The court filing also calls for the Kings County Supreme Court to prohibit the agency from commencing construction on the thoroughfares until the court makes a final determination, and to prohibit the use of the term “Community Advisory Board” in connection with the project.

A stressful situation

Though agencies like DOT have historically gone through the city’s community boards for feedback (their recommendations, at the end of the day, are purely advisory), many argue that the panels’ involvement often serves as a roadblock for safer streets.

And while the 7th and 8th avenue conversion plan hasn’t gone board to board, the head of a southern Brooklyn-based bicycle advocacy group maintains that there’s been plenty of outreach.

“I haven’t perceived a lack of outreach,” said Brian Hedden, president of Bike South Brooklyn. “I have sat in on a couple of meetings and I know that they’ve had other meetings that I did not take part in. It does seem to me like the DOT has created a number of avenues where people can sit in on DOT presentations and have their feedback heard.”

In those meetings — held virtually amid the coronavirus pandemic — Hedden said DOT representatives made sure to address every comment in the chat and answer all relevant questions.

Hedden further argued that the conversion wouldn’t just benefit bicyclists and pedestrians who he said find traveling the thoroughfares chaotic but it would also provide smoother travel for vehicles and riders of the B70 bus.

“The whole thing is a high-stress environment and makes people not want to be there,” Hedden said. “In addition to actually increasing safety, it would also lower the perceived stress for anyone using that corridor … and hopefully make it accessible to larger groups of people.”

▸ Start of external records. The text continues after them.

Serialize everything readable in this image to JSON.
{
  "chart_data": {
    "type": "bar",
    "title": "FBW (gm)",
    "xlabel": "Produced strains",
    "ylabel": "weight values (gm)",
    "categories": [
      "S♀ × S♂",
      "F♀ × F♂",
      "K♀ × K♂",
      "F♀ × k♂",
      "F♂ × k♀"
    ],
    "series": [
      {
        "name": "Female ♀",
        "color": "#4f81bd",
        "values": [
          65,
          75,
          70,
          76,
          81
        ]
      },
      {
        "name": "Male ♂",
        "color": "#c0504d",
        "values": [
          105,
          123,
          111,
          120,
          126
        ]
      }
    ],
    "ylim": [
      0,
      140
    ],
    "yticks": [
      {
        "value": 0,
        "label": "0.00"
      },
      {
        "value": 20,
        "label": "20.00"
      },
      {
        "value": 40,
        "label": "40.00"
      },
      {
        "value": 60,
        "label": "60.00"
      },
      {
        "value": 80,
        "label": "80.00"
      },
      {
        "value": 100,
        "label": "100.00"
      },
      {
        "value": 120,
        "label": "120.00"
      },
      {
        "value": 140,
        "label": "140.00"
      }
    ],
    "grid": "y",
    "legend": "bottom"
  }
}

Similarly, a press representative for DOT said the agency has engaged residents of Sunset Park on several occasions about the plan to improve safety on the corridor, where the injury rate for children and seniors is 40 percent higher than the borough average — namely at two recent public forums where DOT answered over 100 questions.

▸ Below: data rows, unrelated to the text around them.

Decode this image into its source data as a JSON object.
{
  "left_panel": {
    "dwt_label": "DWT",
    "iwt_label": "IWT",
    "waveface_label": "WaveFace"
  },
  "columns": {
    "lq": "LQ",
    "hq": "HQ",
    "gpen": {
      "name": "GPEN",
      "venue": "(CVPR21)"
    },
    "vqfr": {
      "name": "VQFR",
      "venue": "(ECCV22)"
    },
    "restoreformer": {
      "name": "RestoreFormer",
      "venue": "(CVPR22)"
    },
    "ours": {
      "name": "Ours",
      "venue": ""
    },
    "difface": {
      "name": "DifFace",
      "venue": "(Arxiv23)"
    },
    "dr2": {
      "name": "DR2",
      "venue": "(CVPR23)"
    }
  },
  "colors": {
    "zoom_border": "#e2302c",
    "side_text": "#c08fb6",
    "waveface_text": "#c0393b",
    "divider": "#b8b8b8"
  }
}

“Seventh and 8th avenues are major Vision Zero priorities, and DOT has engaged Sunset Park in several conversations, across languages, on our plan to make it safer,” said Lolita Avila. “We’re looking forward to continuing those conversations and designing a plan that works for the community and keeps people safe.”

In the meantime, the project has been on hold since the lawsuit was filed in the Kings County Supreme Court on July 7 by Stephen Harrison, a lawyer and member of Community Board 10. The case will next go before Judge Rosemarie Montalbano on July 22, when the defense will attempt to compel the courts to allow the project to move forward while the lawsuit is under way.